Keputusan licik itu dinilai oleh kaum Khawarij sebagai bentuk pengingkaran terhadap hukum Allah. Karena itu, mereka menyebut Amr, Muawiyah, Musa, dan Khalifah Ali bin Abi Thalib termasuk orang murtad dan harus bertobat. Namun ajakan tobat mereka tidak digubris, malah dibantah oleh Khalifah Ali bin Abi Thalib, “Bukankah mereka yang awalnya menghendaki adanya tahkim. Merekalah yang harus bertobat karena tidak patuh dan membantah perintahku dalam melanjutkan perang yang akan meraih kemenangan.”

Akibat tidak ditanggapi maka kaum Khawarij diam-diam melancarkan gerakan rahasia untuk membunuh mereka dengan alasan tidak mengikuti hukum Allah. Menurut ajaran Khawarij, mereka yang menyetujui tahkim telah keluar dari Islam karena tidak mengikuti perintah Allah yang tercantum dalam surah al-Maidah [5] ayat 45, “...Barangsiapa tidak memutuskan perkara menurut apa yang diturunkan Allah maka mereka itu adalah orang-orang yang zalim.”

Pada Syawal 31 H. kaum Khawarij memilih Abdillah bin Wahab Rasibi menjadi pemimpin Khawarij sekaligus merencanakan pergerakannya. Awalnya mereka bergerak ke Madain kemudian mengajak kaum Muslim Bashrah untuk bergabung dengan Khawarij. Selanjutnya mereka berpindah tempat ke Nahrawan.

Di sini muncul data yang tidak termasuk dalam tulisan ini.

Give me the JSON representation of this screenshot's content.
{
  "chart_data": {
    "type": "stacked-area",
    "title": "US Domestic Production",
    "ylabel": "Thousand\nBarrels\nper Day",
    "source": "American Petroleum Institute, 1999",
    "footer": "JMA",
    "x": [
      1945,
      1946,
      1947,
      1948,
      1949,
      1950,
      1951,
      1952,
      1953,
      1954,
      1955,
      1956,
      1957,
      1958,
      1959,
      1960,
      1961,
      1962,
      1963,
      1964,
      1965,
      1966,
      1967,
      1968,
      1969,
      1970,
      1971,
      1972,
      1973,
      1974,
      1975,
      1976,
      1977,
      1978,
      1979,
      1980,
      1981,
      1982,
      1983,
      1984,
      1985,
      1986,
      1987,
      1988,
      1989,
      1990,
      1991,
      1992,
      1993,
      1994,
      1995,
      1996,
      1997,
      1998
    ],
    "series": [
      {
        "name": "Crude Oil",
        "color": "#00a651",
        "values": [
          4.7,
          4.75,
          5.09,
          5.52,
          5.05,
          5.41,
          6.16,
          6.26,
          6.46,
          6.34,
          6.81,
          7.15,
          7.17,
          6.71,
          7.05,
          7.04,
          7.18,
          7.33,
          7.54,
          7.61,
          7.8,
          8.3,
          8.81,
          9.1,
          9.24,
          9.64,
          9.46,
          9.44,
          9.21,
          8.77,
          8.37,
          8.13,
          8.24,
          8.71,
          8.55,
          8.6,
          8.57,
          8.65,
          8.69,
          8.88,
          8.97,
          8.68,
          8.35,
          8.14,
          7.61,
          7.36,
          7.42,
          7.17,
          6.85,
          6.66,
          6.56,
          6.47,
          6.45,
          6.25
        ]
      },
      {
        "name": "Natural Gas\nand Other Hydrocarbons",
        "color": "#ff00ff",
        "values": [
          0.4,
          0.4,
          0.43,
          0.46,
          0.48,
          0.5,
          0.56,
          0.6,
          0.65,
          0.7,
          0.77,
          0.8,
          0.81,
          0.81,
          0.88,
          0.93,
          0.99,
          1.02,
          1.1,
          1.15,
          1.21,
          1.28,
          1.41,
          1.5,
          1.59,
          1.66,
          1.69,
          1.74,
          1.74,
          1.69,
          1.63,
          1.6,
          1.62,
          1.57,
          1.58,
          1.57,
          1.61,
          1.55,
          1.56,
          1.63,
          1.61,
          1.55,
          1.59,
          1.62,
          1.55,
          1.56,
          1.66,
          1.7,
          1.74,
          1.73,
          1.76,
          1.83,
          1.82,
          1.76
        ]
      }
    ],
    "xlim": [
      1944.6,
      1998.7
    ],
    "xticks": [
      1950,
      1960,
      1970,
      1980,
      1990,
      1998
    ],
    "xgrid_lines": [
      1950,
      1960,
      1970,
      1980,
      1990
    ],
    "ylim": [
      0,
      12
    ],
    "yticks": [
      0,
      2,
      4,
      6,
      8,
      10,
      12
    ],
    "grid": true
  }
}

Selama masa-masa penghimpunan pasukan, kaum Khawarij melakukan tindakan terror dan membunuh orang-orang yang memuji Khalifah Ali bin Abi Thalib. Tindakan kejam itu membuat Khalifah Ali bin Abi Thalib tergerak untuk mengajak kembali mereka dalam pasukannya. Khalifah Ali bin Abi Thalib menyurati mereka untuk bersama-sama memerangi musuh kaum Muslim, khususnya Muawiyah beserta pasukannya. Dalam surat balasan itu, Khawarij menyatakan bahwa mereka tidak mengakui kepemimpinan Khalifah Ali bin Abi Thalib sehingga tidak berkewajiban untuk membantu dalam memerangi musuh Islam. Bahkan, diberbagai tempat banyak kaum Muslim yang menjadi korban keganasan kaum Khawarij.

 Alasan-alasan itulah yang menguatkan Khalifah Ali bin Abi Thalib memerangi kaum Khawarij. Khalifah Ali bin Abi Thalib berangkat ke Nahrawan bersama 14.000 orang. Kaum Khawarij pun tidak diam malah mereka telah bersiap menyongsong pasukan Islam dengan jumlah pasukan kavaleri 1.800 orang dan 1.500 pasukan infantri. Perang pun terjadi antara pasukan Islam melawan kaum Khawarij yang dipimpin Abdullah bin Wahab di Nahrawan, 9 Shafar 38 H. Dalam perang ini pasukan Islam menjadi pemenang. Mereka membiarkan kaum Khawarij yang selamat melarikan diri ke Kaskar, Sawad, Efrat, Ahwaz, dan Kurdi. Tidak sedikit pula kaum Khawarij yang bertobat kemudian kembali bergabung di bawah pimpinan Khalifah Ali bin Abi Thalib.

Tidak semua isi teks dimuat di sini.